The Musashi was constructed during the 1930s. It was laid down in 1938. The battleship was added to the Imperial Japanese Navy (IJN) in 1940. Although its sea trials would not be complete until 1942, and not until late 1942 was the Musashi fully fitted and ready for further naval missions.
By 1943 the Musashi joined the Pacific War. By then the IJN had lost four of its fleet aircraft carriers at the Battle of Midway in 1942. A further three aircraft carriers were lost at the Battle of the Philippine Sea in 1944, and most of the Japanese carrier aircrafts were also lost in that battle.

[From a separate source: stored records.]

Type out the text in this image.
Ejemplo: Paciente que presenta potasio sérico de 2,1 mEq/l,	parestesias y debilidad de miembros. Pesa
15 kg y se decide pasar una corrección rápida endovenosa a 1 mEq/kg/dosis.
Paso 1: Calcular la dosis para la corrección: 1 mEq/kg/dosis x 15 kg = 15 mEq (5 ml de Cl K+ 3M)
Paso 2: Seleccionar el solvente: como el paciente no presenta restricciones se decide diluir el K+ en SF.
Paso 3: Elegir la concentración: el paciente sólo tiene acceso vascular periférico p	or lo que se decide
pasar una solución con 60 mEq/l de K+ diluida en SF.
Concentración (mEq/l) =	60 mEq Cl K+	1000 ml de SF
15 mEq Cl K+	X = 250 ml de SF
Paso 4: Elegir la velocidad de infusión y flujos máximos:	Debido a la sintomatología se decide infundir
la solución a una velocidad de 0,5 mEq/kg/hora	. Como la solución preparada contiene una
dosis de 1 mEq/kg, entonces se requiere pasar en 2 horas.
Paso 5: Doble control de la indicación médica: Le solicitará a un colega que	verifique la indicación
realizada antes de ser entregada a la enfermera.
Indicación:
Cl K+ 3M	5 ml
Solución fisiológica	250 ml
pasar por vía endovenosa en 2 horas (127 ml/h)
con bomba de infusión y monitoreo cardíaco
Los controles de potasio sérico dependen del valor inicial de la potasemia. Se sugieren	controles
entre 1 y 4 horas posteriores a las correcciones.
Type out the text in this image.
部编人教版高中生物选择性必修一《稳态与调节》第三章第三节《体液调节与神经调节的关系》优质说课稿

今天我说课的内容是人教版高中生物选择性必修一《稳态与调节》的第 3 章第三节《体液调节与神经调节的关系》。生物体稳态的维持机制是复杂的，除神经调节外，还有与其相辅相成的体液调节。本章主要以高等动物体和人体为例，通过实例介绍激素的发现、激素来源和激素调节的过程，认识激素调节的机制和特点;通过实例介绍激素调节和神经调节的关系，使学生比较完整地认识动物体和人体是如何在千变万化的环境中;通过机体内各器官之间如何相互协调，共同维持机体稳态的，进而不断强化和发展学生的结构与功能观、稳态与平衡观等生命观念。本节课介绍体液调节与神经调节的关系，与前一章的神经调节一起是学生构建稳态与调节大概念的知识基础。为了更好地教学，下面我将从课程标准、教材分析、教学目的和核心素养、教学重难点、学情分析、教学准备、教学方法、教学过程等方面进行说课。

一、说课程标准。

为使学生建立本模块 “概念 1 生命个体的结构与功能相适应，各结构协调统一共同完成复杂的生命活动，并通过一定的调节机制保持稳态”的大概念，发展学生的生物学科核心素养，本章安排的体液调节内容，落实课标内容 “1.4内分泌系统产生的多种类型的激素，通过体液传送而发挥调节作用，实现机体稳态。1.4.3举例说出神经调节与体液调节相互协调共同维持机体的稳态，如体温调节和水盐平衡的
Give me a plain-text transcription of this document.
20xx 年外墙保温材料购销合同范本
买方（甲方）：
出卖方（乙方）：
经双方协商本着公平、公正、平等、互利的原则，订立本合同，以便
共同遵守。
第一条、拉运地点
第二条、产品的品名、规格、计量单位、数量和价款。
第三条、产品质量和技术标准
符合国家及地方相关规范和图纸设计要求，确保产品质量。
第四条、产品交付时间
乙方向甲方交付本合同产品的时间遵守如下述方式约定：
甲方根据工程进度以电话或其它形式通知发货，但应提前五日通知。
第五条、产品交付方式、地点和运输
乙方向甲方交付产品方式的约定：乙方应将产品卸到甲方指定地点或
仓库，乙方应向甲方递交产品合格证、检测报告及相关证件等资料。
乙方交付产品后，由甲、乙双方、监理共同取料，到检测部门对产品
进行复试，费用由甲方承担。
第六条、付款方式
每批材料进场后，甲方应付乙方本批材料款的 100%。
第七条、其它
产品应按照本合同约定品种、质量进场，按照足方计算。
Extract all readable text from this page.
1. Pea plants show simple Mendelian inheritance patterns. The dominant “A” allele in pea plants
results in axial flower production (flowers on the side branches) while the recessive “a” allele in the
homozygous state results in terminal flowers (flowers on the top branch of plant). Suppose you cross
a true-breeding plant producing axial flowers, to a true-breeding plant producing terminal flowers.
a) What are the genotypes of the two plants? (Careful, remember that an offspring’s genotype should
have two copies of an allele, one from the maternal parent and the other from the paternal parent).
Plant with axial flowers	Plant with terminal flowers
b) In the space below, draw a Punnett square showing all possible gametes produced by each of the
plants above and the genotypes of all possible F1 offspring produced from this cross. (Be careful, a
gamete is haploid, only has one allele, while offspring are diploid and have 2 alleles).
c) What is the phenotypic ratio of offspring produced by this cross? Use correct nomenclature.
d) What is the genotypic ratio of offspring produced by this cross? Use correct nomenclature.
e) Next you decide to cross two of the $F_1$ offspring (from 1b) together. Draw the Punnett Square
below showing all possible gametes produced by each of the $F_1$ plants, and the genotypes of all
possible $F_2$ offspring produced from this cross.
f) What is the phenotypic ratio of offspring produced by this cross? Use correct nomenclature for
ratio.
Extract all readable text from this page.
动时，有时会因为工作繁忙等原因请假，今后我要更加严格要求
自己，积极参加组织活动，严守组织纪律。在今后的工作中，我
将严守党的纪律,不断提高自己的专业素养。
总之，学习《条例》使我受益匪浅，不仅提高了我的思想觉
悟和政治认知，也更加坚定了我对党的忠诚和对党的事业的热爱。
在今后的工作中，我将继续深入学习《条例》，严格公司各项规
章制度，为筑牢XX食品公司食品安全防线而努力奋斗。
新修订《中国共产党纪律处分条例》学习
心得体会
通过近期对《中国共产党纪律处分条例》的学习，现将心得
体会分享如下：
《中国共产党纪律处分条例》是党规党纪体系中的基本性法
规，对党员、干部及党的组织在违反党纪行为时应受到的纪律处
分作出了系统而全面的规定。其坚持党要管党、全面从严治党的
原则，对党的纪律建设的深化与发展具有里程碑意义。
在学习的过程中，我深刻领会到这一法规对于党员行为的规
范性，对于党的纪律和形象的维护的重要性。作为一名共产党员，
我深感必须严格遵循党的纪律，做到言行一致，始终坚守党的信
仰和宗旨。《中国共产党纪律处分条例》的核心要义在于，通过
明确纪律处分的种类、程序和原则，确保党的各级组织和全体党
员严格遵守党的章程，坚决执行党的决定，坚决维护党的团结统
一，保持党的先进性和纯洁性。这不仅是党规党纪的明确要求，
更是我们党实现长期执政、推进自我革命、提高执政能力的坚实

Such defeats left the IJN's carrier fleet in tatters. Although they still processed a few fleet aircraft carriers, without a suitable number of aircrafts for them the carriers could have little impact in further naval battles with the U.S. Navy. As such, the IJN began to bring their battleships into further naval battles.
After the loss of the Marianas, the Allies began to approach the Philippines which included Japanese oil supplies. To hold the Philippines the IJN sent an armada of Japanese battleships, cruisers, destroyers and aircraft carriers to the waters of Leyte Gulf. Most of their remaining warships were called into the battle.
Aircraft carriers were sent in as decoys to pull the U.S. Third Fleet away from the main invasion fleet. The U.S. Third Fleet included most of the fleet aircraft carriers and aircrafts, and if they could be pulled away from the transport ships Japanese battleships and other surface ships could reach the U.S. transport ships heading for Leyte.
As such, the battleships Musasahi and Yamato spearheaded Kurita's Center Force to wipe out the U.S. invasion fleet. At the Battle of Leyte Gulf the Musashi and the Yamato headed towards the Sibuyan Sea en route to Samar. It was here that U.S. aircraft intercepted the Centre Force and began to bomb the Japanese warships beneath them.
U.S. aircraft targetted both the Musashi and the Yamato . During the first three raids the Musashi speed was greatly reduced by the dropped bombs. An estimated 17 bombs and 19 torpedoes were needed to defeat the battleship. Anti-aircraft guns aboard the ship could down only a relatively small number of U.S. aircraft as the battleship slipped beneath the sea. An underwater explosion followed as the Musashi went down.
The loss of the Musashi did not end the battle, as the Center Force eventually reached the U.S. invasion fleet with most of their warships intact. However, had they had the Musashi for later naval skirmishes off the coast of Samar then more U.S. warships might have been lost in the battle. As it was, the orders were given for the Center Force to withdraw before reaching any U.S. transport ships.